As boring as minimal got over the course of the last decade, the good stuff […]
As boring as minimal got over the course of the last decade, the good stuff still hasn’t lost its luster. The sounds of Dinky‘s last album, Anemik, were as wan and bloodless as those created by fellow Chilean Ricardo Villalobos, but Alejandra Iglesias’ talent manifested itself sneakily—she lashed those bits and bobs into a makeshift raft of percolating, spacious hits and scraps of her own voice. What could easily be a funkless marathon in another producer’s hands was full of organic surprises in Dinky’s, and that 2009 album stands with Margaret Dygas’ 2011 LP for Perlon as a severe-yet-seductive high point of the minimal movement.
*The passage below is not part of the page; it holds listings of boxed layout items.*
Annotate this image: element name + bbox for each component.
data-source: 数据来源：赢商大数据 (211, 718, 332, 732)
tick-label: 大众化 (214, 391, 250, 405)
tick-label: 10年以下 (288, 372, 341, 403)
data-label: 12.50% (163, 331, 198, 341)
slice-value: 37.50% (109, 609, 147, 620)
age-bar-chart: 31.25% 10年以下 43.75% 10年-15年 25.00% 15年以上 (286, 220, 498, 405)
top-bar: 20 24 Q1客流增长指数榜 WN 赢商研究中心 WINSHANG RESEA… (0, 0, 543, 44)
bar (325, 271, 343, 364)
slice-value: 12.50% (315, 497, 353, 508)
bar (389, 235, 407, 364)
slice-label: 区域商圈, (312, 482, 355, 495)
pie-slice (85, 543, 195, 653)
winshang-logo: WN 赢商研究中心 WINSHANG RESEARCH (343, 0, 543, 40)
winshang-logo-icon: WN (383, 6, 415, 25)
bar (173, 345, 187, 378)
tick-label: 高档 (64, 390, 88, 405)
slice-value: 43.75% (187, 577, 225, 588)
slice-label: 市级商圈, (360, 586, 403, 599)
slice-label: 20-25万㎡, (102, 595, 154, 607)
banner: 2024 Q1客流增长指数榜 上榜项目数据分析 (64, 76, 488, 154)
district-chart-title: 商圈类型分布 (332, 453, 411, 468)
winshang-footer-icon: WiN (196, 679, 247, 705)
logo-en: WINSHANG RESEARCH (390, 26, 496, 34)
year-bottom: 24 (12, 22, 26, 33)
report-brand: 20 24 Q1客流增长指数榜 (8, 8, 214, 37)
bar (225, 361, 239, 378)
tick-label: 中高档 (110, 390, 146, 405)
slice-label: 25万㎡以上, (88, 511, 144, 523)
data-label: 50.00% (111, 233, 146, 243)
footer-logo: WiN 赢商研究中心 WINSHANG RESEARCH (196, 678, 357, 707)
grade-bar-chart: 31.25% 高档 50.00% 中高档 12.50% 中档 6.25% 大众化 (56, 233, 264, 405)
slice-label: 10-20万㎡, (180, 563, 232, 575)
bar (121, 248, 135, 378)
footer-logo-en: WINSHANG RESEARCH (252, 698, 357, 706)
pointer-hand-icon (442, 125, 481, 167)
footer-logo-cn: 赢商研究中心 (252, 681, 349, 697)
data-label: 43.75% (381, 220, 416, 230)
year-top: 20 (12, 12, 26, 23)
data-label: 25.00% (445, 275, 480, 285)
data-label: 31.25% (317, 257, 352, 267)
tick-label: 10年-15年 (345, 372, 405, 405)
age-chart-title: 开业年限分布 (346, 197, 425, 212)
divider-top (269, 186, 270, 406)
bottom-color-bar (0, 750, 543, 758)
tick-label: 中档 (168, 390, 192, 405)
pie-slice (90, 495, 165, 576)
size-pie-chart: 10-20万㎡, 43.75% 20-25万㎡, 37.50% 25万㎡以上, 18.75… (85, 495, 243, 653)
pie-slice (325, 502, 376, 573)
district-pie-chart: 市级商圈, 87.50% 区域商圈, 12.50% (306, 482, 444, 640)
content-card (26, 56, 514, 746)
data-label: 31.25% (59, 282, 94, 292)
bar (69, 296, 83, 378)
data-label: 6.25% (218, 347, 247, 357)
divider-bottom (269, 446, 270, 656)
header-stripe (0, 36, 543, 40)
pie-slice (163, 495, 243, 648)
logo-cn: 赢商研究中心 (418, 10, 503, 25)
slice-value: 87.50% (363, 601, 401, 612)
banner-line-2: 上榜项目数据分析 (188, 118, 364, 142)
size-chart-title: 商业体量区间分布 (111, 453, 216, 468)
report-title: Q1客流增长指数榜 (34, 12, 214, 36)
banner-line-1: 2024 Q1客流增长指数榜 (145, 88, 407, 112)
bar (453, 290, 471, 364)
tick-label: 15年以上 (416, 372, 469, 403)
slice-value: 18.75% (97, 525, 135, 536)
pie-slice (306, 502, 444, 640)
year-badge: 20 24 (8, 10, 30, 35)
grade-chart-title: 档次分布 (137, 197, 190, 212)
Dinky also hinted at her escape route from the moribund genre with the album’s last track, a cover of Mazzy Star’s “Fade into You.” Embracing her pop ambitions, Dinky’s latest album for the Visionquest label, Dimension D, shifted the focus away from the details. Her second remix package to follow the album’s release is “Blind,” which features two remixes each from Prins Thomas and Hreno and The Mole.
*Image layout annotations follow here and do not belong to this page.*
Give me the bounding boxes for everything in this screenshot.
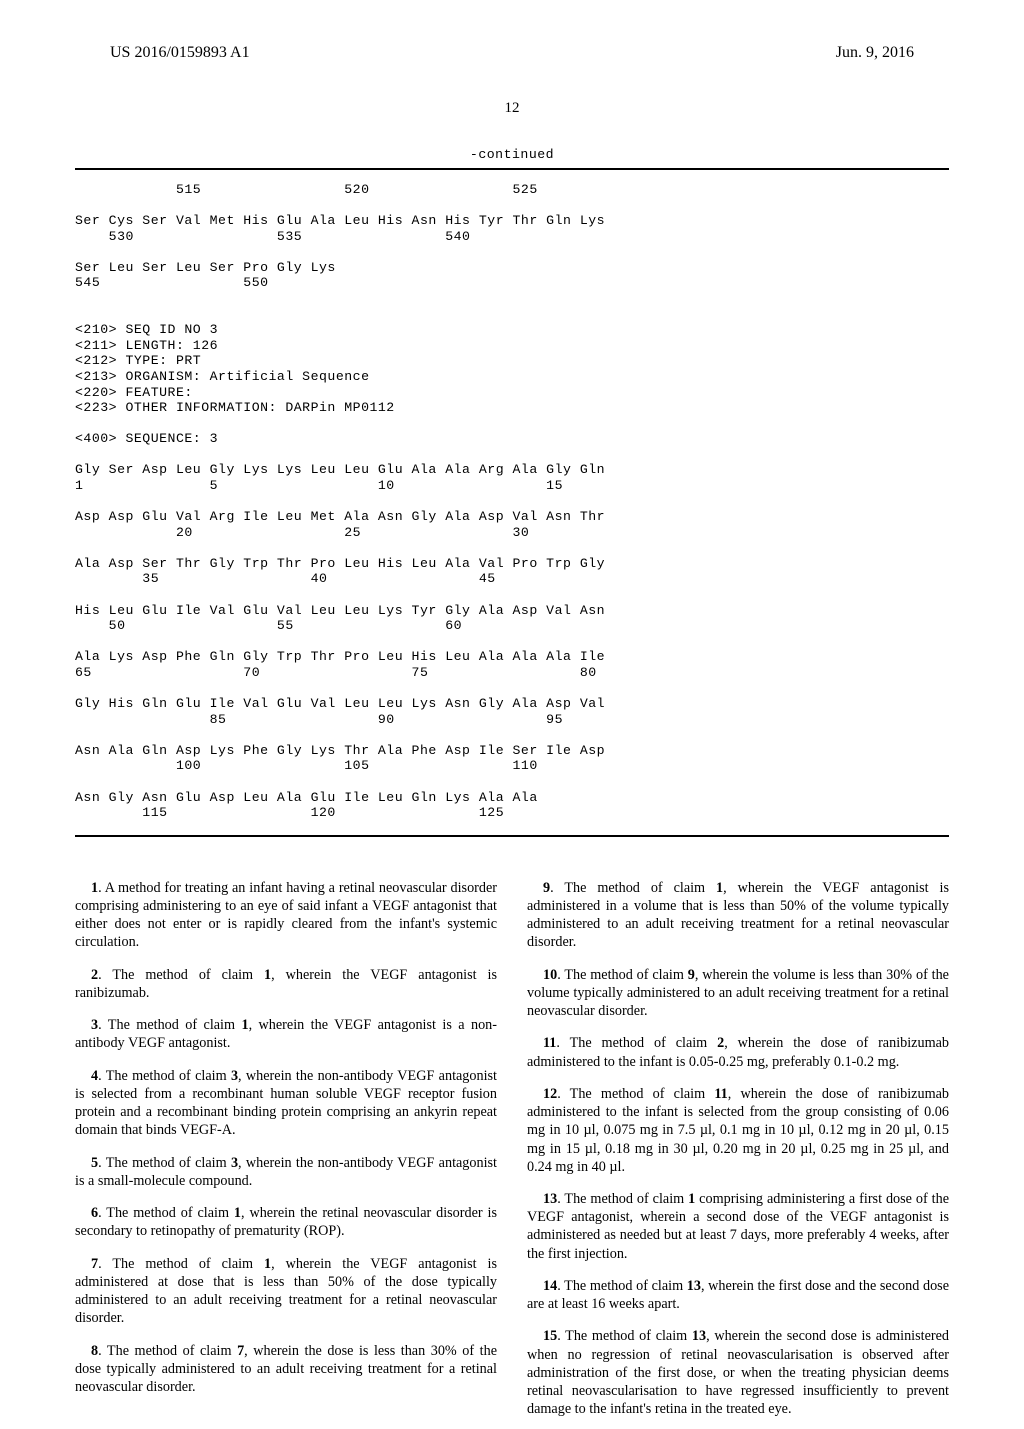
- claim-text: . The method of claim: [98, 967, 264, 983]
- publication-date: Jun. 9, 2016: [836, 44, 914, 62]
- claim-15: 15. The method of claim 13, wherein the …: [527, 1327, 949, 1418]
- claim-2: 2. The method of claim 1, wherein the VE…: [75, 966, 497, 1002]
- sequence-block: 515 520 525 Ser Cys Ser Val Met His Glu …: [75, 168, 949, 837]
- claim-text: . The method of claim: [98, 1017, 241, 1033]
- claim-text: . The method of claim: [98, 1205, 234, 1221]
- claim-7: 7. The method of claim 1, wherein the VE…: [75, 1255, 497, 1328]
- claim-5: 5. The method of claim 3, wherein the no…: [75, 1154, 497, 1190]
- claim-ref: 13: [692, 1328, 706, 1344]
- claim-6: 6. The method of claim 1, wherein the re…: [75, 1204, 497, 1240]
- claims-left-column: 1 . A method for treating an infant havin…: [75, 865, 497, 1429]
- patent-page: US 2016/0159893 A1 Jun. 9, 2016 12 -cont…: [0, 0, 1024, 1320]
- claim-8: 8. The method of claim 7, wherein the do…: [75, 1342, 497, 1397]
- claim-3: 3. The method of claim 1, wherein the VE…: [75, 1016, 497, 1052]
- claim-ref: 3: [231, 1155, 238, 1171]
- claim-text: . The method of claim: [557, 1278, 687, 1294]
- claim-number: 13: [543, 1191, 557, 1207]
- claim-text: . The method of claim: [98, 1068, 231, 1084]
- claim-9: 9. The method of claim 1, wherein the VE…: [527, 879, 949, 952]
- claim-ref: 9: [688, 967, 695, 983]
- page-number: 12: [75, 100, 949, 117]
- claim-text: . The method of claim: [98, 1256, 264, 1272]
- claim-ref: 13: [687, 1278, 701, 1294]
- claim-number: 8: [91, 1343, 98, 1359]
- claim-number: 12: [543, 1086, 557, 1102]
- claim-text: . The method of claim: [98, 1343, 237, 1359]
- claim-text: . The method of claim: [557, 1086, 714, 1102]
- claim-4: 4. The method of claim 3, wherein the no…: [75, 1067, 497, 1140]
- claim-ref: 7: [237, 1343, 244, 1359]
- claim-text: . The method of claim: [556, 1035, 717, 1051]
- claim-1: 1. A method for treating an infant havin…: [75, 879, 497, 952]
- claim-text: . A method for treating an infant having…: [75, 880, 497, 951]
- claim-text: . The method of claim: [557, 1191, 688, 1207]
- claim-number: 15: [543, 1328, 557, 1344]
- claim-number: 11: [543, 1035, 556, 1051]
- publication-number: US 2016/0159893 A1: [110, 44, 250, 62]
- claim-text: . The method of claim: [557, 967, 688, 983]
- claim-number: 14: [543, 1278, 557, 1294]
- claim-number: 10: [543, 967, 557, 983]
- claim-text: . The method of claim: [557, 1328, 692, 1344]
- claim-text: . The method of claim: [98, 1155, 231, 1171]
- sequence-listing: 515 520 525 Ser Cys Ser Val Met His Glu …: [75, 182, 949, 821]
- claim-ref: 1: [241, 1017, 248, 1033]
- claim-14: 14. The method of claim 13, wherein the …: [527, 1277, 949, 1313]
- claim-11: 11. The method of claim 2, wherein the d…: [527, 1034, 949, 1070]
- claim-ref: 3: [231, 1068, 238, 1084]
- claim-10: 10. The method of claim 9, wherein the v…: [527, 966, 949, 1021]
- claim-13: 13. The method of claim 1 comprising adm…: [527, 1190, 949, 1263]
- claim-text: . The method of claim: [550, 880, 716, 896]
- claim-ref: 11: [714, 1086, 727, 1102]
- claim-ref: 1: [234, 1205, 241, 1221]
- claim-12: 12. The method of claim 11, wherein the …: [527, 1085, 949, 1176]
- claims-columns: 1 . A method for treating an infant havin…: [75, 865, 949, 1429]
- continued-label: -continued: [75, 147, 949, 162]
- claims-right-column: 9. The method of claim 1, wherein the VE…: [527, 865, 949, 1429]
Hreno and The Mole’s “MHMD Remix” almost closes the loop between Dinky’s recent output and her earlier material, shrinking the original’s cabaret-esque contours into a wriggling disco loop that—in fine Mole style—clocks in at a minimally varied, exhaustingly undiminished 10 minutes. In contrast, Prins Thomas’ “Diskomiks” is careful to preserve Dinky’s phrasing and smatterings of hand percussion; still, this is disco of the cosmic variety, and its zero-gravity introduction only leads us into a stratosphere of silvery synths. The EP’s protagonists swap roles for the final remixes: Prins Thomas’ dub deigns to touch down on terra firma, locking into a groove that’s not too distinct from Hreno and The Mole’s; the latter’s “MHMD Ambient Yacht Mix” proceeds with the same delicacy and focus as the earlier “Diskomiks,” but misses the drama.